Aux Sept-Iles, un équilibre fragile entre les hommes et une protection renforcée de la nature

Perros-Guirec (France), 18 juin 2021 (AFP) – Sur l’île bretonne Rouzic, fous de Bassan, macareux moines et phoques ont trouvé refuge. Elle fait partie de la Réserve naturelle des Sept-Iles qui doit s’agrandir en 2022 pour mieux protéger ces espèces menacées, au risque de faire grincer des dents.

Les nids de dizaine de milliers de fous de Bassan tapissent un versant de l’île interdite aux humains, formant une immense tâche blanche, seule colonie en France métropolitaine et une des 54 au monde.

Des oiseaux tournoient, se détachant du bleu du ciel avec leurs immenses ailes, dans des cris rauques. A ras de l’eau passent de petits macareux moines qui filent en un éclair, poissons en travers de leurs becs colorés, vers leurs terriers sur l’île, pour nourrir leurs petits. Des pingouins torda et des guillemots de Troil observent la scène depuis un rocher, tandis qu’un imposant phoque gris prend un bain de soleil.

Le lieu est unique: il concentre la quasi-totalité des fous de Bassan, des macareux moines, des puffins des Anglais et des pingouins torda, menacés, de France métropolitaine. Premier lieu de naissance du pays pour les phoques gris, il accueille en tout 27 espèces d’oiseaux.

Les oiseaux marins, qui passent toute leur vie en mer, ne mettent palme à terre que pour une brève période, le temps de se reproduire et de couver leurs oeufs.

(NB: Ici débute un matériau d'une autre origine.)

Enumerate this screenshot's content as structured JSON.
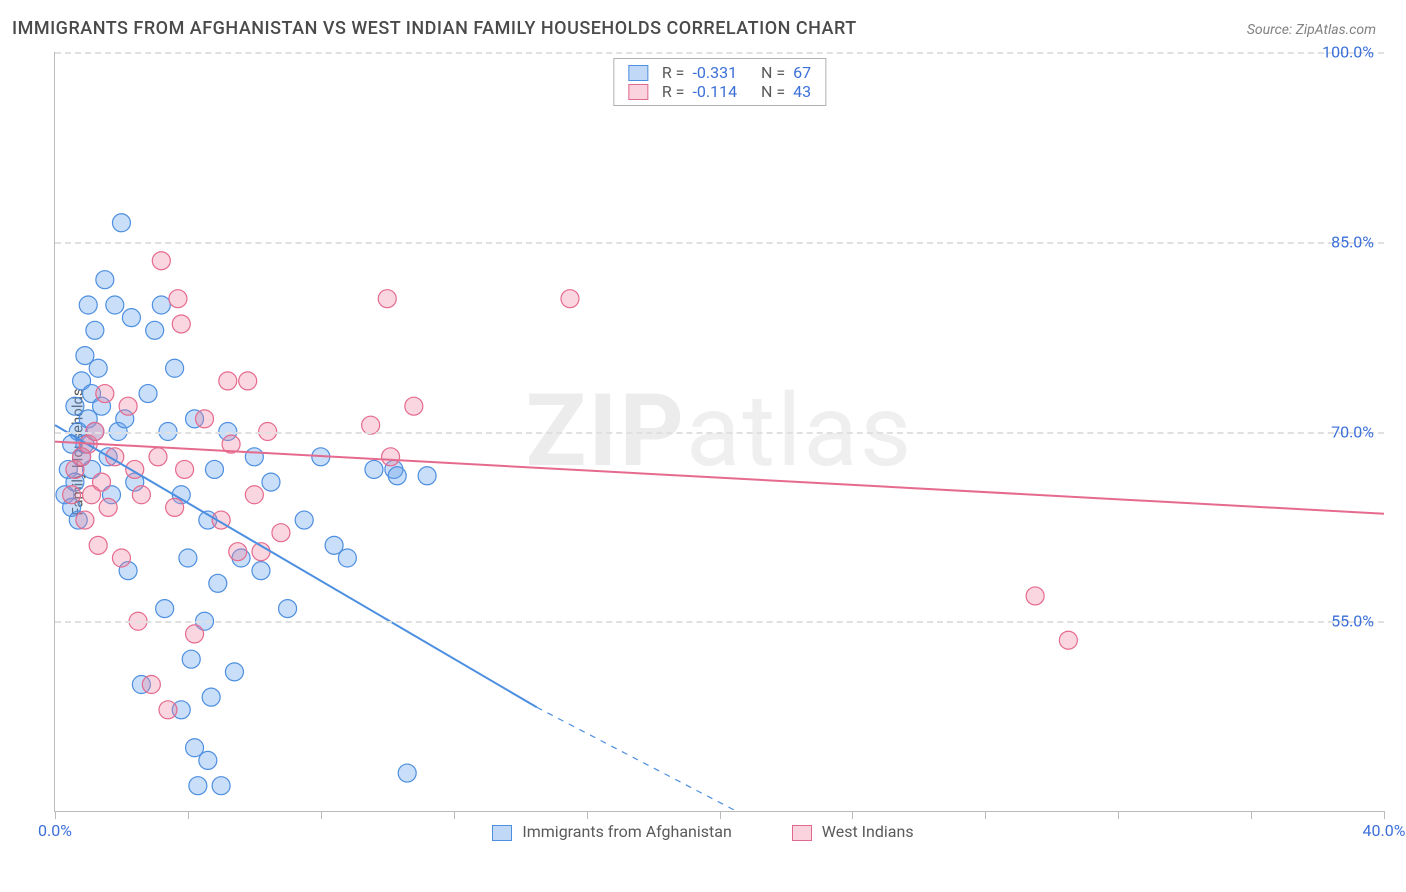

La réserve naturelle nationale des Sept-Iles constitue aussi un enjeu économique majeur pour la Bretagne Nord, avec plus de 100.000 visiteurs par an.

Gérée par la Ligue de protection des oiseaux (LPO), elle recouvre actuellement 280 hectares de mer et de terre avec toutes les îles de l’archipel. Elle devrait passer en 2022 à plus de 15.000 hectares pour intégrer une nouvelle île, Tomé et le plateau des Triagoz.

– Mieux protéger la mer –

« L’archipel des Sept-Iles n’est que la partie émergée de l’iceberg », explique Pascal Provost, conservateur de la Réserve naturelle, à l’AFP. Elargir la surface permettra de mieux protéger poissons et crustacés et les laminaires, des algues.

Le projet d’agrandissement prévoit d’interdire des activités industrielles (extraction minière, éoliennes…), jet-ski et scooters des mers, le survol à moins de 300 mètres d’altitude et de mieux réglementer les activités de découverte des animaux pour ne pas les déranger.

La pêche professionnelle, à pied, la plaisance, le kayak, la plongée et autres activités de loisir restent autorisés, sauf du 1er avril au 31 août dans une petite zone de 1,3 km2.

Cette zone doit permettre aux fous de Bassan, dont la reproduction se porte mal, de se reposer sur l’eau, alors qu’ils parcourent des centaines de kilomètres pour se nourrir. Des dizaines d’oiseaux y forment des radeaux flottants.

Cette zone suscite le rejet d’une vingtaine d’associations locales – plaisanciers, pêcheurs, kayakistes… – dont la voix est portée par l’association Archipel libre, qui revendique 5.000 adhérents en tout.

« La position de toutes ces associations est d’accepter l’extension de la réserve, mais nous refusons toute zone interdite », explique son président, Guillaume de Nanteuil. Elles refusent une « confiscation du patrimoine maritime commun », explique-t-il, disant craindre que « cette zone interdite grandisse » par la suite.

La zone de quiétude n’a pas vocation à dépasser la surface actuellement définie, assure Pascal Provost.

« La population locale n’est pas très au courant », déplore Odile Guerin, de l’association naturaliste locale Etapes, qui elle défend l’extension et la zone de quiétude. « Très peu de plongeurs et de bateaux vont dans cette zone », assure-t-elle.

Ce projet fera l’objet d’une enquête publique à l’automne, avant un décret attendu fin 2022, après l’élection présidentielle. Il s’inscrit dans l’objectif de « 30% du territoire national couvert par des aires protégées d’ici 2022, dont un tiers sous statut de protection forte », rappelle le ministère de la Transition écologique.

Les eaux françaises restent très mal protégées, avec à peine 1,5% en protection forte, relève une étude récente du CNRS.

« Il y a un enjeu à préserver les milieux marins, dont on s’est préoccupé plus tard que les milieux terrestres », à l’heure où la nature se porte mal, insiste Charlotte Meunier, présidente des Réserves naturelles de France.